Ici, Val Kilmer incarne Hall Baltimore, un écrivain de seconde zone, considéré non sans sarcasme comme le maître ès roman de sorcellerie. Il débarque dans une petite ville paisible pour dédicacer dans une quincaillerie – et non pas une librairie – son dernier ouvrage. La séquence suffit à donner la mesure des intentions d’un cinéaste affranchis de toutes contraintes tant il n’a plus rien à prouver, et qui fait donc ce qu’il veut. Hall Baltimore attend désespérement qu’on vienne à lui et essaie d’attirer les clients qui passent sans s’intéresser une seule seconde à qui il est et ce qu’il fait là. Clairement, Francis Ford Coppola manie l’ironie. Le film dans son ensemble parait même conçu dans un  esprit de parodie.

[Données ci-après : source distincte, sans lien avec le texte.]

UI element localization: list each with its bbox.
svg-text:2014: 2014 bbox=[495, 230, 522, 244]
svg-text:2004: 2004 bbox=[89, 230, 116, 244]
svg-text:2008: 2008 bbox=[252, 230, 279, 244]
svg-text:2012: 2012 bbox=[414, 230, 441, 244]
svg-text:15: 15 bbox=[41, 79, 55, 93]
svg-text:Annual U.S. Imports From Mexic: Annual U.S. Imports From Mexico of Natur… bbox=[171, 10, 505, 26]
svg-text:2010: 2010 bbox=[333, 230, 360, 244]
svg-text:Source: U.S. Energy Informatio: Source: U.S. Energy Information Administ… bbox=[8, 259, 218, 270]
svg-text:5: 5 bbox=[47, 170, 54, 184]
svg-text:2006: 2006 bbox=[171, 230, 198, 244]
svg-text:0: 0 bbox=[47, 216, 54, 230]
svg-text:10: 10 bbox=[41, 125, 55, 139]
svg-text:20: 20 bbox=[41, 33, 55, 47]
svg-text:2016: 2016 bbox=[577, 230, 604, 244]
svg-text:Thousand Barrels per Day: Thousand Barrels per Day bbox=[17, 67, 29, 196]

La petite ville est un endroit qui recèle son lot de mystères et de faits étranges. Le beffroi qui surplombe l’endroit ne possède aucune horloge réglée à la même heure. Et puis surtout, il y a plus d’un siècle, alors qu’il séjournait là, Edgar Allan Poe aurait été témoin du massacre de plusieurs soeurs par leur père. Il se trouve que lorsque Hall arrive à son tour, un nouveau crime vient d’avoir lieu, le meurtre d’une jeune fille. Le shérif du coin (Bruce Dern), amateur à ses heures de littérature frissonnante, convainct Hall d’écrire un livre à partir de ce fait sordide. L’écrivain va commencer à retrouver l’inspiration lorsqu’il rencontre en rêve une mystérieuse adolescente qui pourrait bien être le fantôme de la jeune fille retrouvée tuée avec un pieu enfoncé dans sa poitrine…

Dans ses rêves, Hall va rencontrer également Edgar Allan Poe (Ben Chaplin), ou plutôt son fantôme évidemment. Le récit entier est sous l’influence du poète romantique, auteur notamment du Diable dans le beffroi… Poe s’était consolé de la mort de sa femme en la transformant en fantôme errant au gré de quelques figures telles Annabel Lee ou Madeline Usher. Dans le film, Poe devient le parrain de Hall. Le dialogue entre les deux écrivains nourrit l’inspiration de celui encore vivant. Il s’avère que Hall a subit lui aussi un drame personnel. Les histoires sont donc appelées à ce mêler pour coïncider avec la fin, noeud de toutes les intrigues. La fin, c’est l’obsession de Hall, l’obsession de son éditeur aussi.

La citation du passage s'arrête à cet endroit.